In another life, Theophrane might have looked on her as his salvation. The hope of rescue. But instead, even as he pulls something from the pile, he glares at her with hatred.
He tosses his offering at her feet. It’s a hammer. Small. The head is rough iron, the handle worn wood. It’s well-loved, but useless now, if only because the metal makes up such a small portion of it.
She doesn’t look away from him as she crouches and picks it up. Her fingers are thick and swollen, stingers still embedded; the joints almost don’t close around the handle. But she doesn’t look away, even as she straightens, retreats to the door.

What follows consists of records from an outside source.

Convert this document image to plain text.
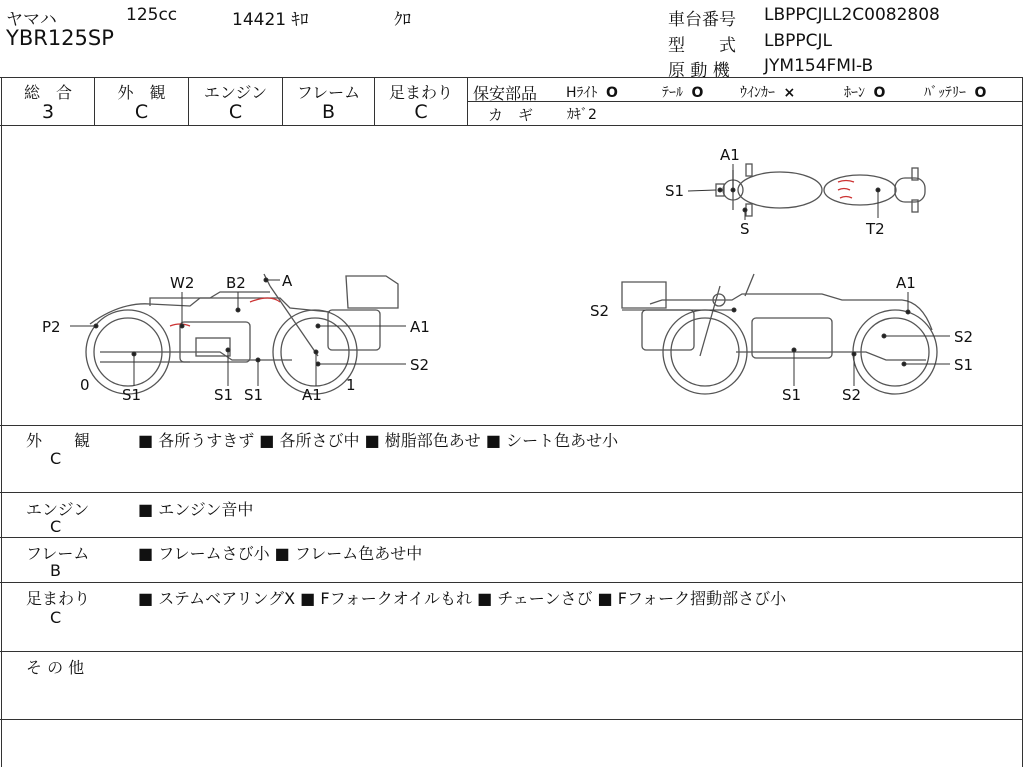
ヤマハ	125cc	14421 ｷﾛ	ｸﾛ
YBR125SP
車台番号 LBPPCJLL2C0082808
型　　式 LBPPCJL
原 動 機 JYM154FMI-B
総　合
3
外　観
C
エンジン
C
フレーム
B
足まわり
C
保安部品 Hﾗｲﾄ O	ﾃｰﾙ O	ｳｲﾝｶｰ ×	ﾎｰﾝ O	ﾊﾞｯﾃﾘｰ O
カ　ギ ｶｷﾞ2
A1
S1
S	T2
W2 B2 A
P2	A1
S2
0
S1	S1 S1	A1
1
A1
S2
S2
S1
S1	S2
外　　観
C
■ 各所うすきず ■ 各所さび中 ■ 樹脂部色あせ ■ シート色あせ小
エンジン
C
■ エンジン音中
フレーム
B
■ フレームさび小 ■ フレーム色あせ中
足まわり
C
■ ステムベアリングX ■ Fフォークオイルもれ ■ チェーンさび ■ Fフォーク摺動部さび小
そ の 他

“Your little witch did this, didn’t she?” he asks. “You should have killed her that day she nearly lit my shop on fire.”
“It was already too late,” Voyne tells him.
His expression shutters. He draws tight within himself.
Voyne opens the smithy door and steps back into the blistering sun.
The Warding Saint is waiting for her. At his heels are the shifting, refracting shapes of a hundred observers.